La rassegna internazionale di documentari tutta sul web da domenica 15. Tra i film giudicati dai ragazzi al doc sulle scuole americane contro la violenza

“Patti in Florence” dal documentario di Edoardo Zucchetti. Foto Marco Borrelli dal sito del Festival dei popoli

“Patti in Florence” dal documentario di Edoardo Zucchetti. Foto Marco Borrelli dal sito del Festival dei popoli

redazione 14 novembre 2020
Il 10 settembre 1979 Patti Smith e il suo Group suonano allo Stadio comunale di Firenze davanti a 80mila spettatori in una città pacificamente invasa da giovani di tutta Italia. Non sarà un concerto come gli altri. Anzi tutto è il primo di musicisti anglosassoni in Italia dopo anni di stop di tournée perché tensioni e scontri ai concerti (storici gli incidenti al Vigorelli di Milano in una serata dei Led Zeppelin) avevano tenuto lontano gli artisti dal nostro paese. In seconda battuta la folla è tale che Patti Smith, che non aspira al ruolo di rockstar, porrà fine al Patti Smith Group, almeno per il momento. A partire dai ricordi di quella notte e da ritorni nella città del David di Michelangelo che la rocker tanto ama Edoardo Zucchetti ha girato “Patti in Florence”, documentario che domenica 15 novembre alle 20.30 apre in prima mondiale il Festival dei popoli di Firenze 2020, edizione necessariamente interamente online e in calendario appunto da domani fino al 22 novembre.

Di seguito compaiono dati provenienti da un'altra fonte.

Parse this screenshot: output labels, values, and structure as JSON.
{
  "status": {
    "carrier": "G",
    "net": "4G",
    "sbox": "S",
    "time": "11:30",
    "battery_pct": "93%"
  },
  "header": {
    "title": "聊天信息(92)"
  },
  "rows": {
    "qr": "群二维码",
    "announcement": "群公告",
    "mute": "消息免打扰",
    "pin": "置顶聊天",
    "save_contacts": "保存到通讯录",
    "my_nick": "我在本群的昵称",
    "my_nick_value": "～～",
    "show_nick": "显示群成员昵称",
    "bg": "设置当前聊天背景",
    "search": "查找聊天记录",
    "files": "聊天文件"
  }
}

Con una sessantina di film, molte in anteprima italiana, la storica manifestazione dei documentari, tra le più importanti al mondo, rende i film disponibili online per una settimana dal momento in cui vengono caricati sulla sala virtuale del cinema della Compagnia, “Più compagnia”, insieme a mymovies, pagando un abbonamento di 9,90 euro.

Nella rassegna, alla sua 61esima edizione, più titoli affrontano il tema della salvaguardia dell’ambiente come “Now” di Jim Rakete sull’attivismo e sugli attivisti in difesa del pianeta (intervengono tra altri Greta Thunbert e Wim Wenders). Il concorso internazionale ha 18 film, tutti inediti in Italia. La sezione “Concorso italiano” vede in lizza sette documentari, “Let the music play” è sulla musica come dice il titolo, “Popoli for Kids and Teens” con una giuria di ragazzi dai 14 ai 17 anni. Un appuntamento speciale è con “Bulletproof”, doc su come le scuole americane cercano di rispondere e di proteggersi di fronte alle ripetute stragi compiute nei luoghi dove si impara e firmato da Todd Chandler (dal 19 novembre alle 20.30).
Il Festival dei popoli ha come presidente Vittorio Iervese, come direttori Claudia Maci e Alessandro Stellino.